Eu posso responder essa pergunta tratando brevemente de três pontos que são coisas que todos os pesquisadores fazem: 1) Consulta à literatura científica existente, 2) execução da pesquisa e 3) comunicação de resultados.
- Sobre a consulta à literatura científica existe eu já falei do Portal de Periódicos da CAPES. Outro elemento que vale a pena você conhecer são os critérios de seleção de periódicos e artigos científicos. Alguns critérios são Fator de Impacto, h-index, número de citações e o Qualis. Qualis é um sistema brasileiro mantido pela CAPES para avaliação da qualidade de periódicos científicos. Como você quer ler artigos de periódicos de qualidade, esses critérios mencionados são importantes.
- Sobre a execução da pesquisa, o conhecimento necessário e ferramentas utilizadas variam muito de uma pesquisa para outra. Isso inclui algoritmos, simuladores, hardwares e linguagens estatísticas. O fundamental é você dominar o conhecimento técnico. Então, se você é um bom estudante e está aprendendo bem o que os professores estão ensinando nas unidades curriculares, terá facilidade nessa parte de execução das pesquisas.
- Por fim, a comunicação dos resultados é basicamente a escrita de artigos científicos. É por meio da comunicação científica que um pesquisador informa a outros pesquisadores os resultados de suas pesquisas. O formato de comunicação mais comum é artigo científico. A principal importância de escrever artigos é fazer o conhecimento científico circular para que outros pesquisadores possam avaliar e complementar as descobertas. É assim que a ciência evolui. Há várias coisas que precisam ser aprendidas para escrita de artigos, em termos de forma e de conteúdo. Mas isso você aprende aos poucos. Há também ferramentas que você pode aprender, como LaTex que é um sistema de preparação de documentos. Ele é muito usado para escrita de artigos científicos, principalmente quando o artigo contém muitas equações e referências. Atualmente, há sistemas online para LaTex, como é o caso do Overleaf.
Então, vamos à penúltima pergunta.
A formação científica se completa no curso de graduação?

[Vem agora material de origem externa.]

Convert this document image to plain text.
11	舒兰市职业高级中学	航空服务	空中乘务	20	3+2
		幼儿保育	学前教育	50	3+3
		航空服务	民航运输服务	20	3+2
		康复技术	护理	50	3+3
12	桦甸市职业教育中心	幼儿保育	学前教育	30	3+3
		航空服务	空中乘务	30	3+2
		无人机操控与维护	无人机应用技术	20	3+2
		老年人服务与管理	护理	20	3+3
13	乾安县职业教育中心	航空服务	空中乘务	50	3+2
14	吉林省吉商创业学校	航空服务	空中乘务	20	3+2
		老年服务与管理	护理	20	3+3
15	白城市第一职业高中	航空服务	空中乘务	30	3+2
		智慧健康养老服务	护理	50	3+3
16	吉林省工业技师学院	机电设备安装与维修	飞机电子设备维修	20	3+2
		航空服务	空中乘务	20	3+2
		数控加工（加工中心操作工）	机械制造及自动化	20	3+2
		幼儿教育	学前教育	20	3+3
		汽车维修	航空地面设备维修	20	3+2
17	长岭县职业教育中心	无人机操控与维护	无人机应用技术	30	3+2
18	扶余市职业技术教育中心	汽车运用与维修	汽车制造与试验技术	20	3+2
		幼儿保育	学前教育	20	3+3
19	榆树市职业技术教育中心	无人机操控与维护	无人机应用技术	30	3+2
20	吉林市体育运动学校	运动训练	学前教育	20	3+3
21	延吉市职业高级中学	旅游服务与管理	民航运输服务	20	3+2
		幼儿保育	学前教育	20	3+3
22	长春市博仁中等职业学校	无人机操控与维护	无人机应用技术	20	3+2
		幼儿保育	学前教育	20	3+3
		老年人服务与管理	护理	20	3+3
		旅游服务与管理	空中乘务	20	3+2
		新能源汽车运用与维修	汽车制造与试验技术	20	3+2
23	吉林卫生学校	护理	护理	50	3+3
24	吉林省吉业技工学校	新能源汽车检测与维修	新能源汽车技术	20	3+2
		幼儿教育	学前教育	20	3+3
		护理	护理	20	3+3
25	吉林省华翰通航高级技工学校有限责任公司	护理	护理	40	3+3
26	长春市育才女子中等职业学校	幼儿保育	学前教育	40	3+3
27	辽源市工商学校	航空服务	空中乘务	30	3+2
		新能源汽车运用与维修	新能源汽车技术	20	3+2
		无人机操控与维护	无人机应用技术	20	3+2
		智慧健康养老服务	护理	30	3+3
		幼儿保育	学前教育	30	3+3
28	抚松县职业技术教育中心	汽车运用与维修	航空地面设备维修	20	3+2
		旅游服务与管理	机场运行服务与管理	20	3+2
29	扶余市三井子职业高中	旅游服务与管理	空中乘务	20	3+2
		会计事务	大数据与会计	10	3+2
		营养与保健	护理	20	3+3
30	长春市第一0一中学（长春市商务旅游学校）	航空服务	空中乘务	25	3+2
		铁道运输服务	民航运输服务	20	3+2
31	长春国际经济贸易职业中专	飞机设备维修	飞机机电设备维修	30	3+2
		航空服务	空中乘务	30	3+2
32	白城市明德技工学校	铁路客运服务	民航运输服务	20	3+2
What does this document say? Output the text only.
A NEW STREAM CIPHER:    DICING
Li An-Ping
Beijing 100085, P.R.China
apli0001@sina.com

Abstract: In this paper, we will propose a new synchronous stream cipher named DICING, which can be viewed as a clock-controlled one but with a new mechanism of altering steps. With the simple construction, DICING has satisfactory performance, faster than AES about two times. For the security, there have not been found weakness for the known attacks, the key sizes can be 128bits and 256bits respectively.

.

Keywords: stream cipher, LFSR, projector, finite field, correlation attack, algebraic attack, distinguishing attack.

Não! A formação científica pode ser intensa na graduação, mas ela segue em outras etapas em que a característica dos trabalhos de pesquisa desenvolvidos muda, geralmente embarcando mais complexidades.
Na graduação, o estudante tem a oportunidade de desenvolver monografias que demandam uma certa parcela de aprofundamento, mas não requer alto grau de complexidade ou ineditismo. Esse é o caso do Trabalho de Conclusão de Curso (TCC). Isso também ocorre na especialização, que é uma pós-graduação lato sensu.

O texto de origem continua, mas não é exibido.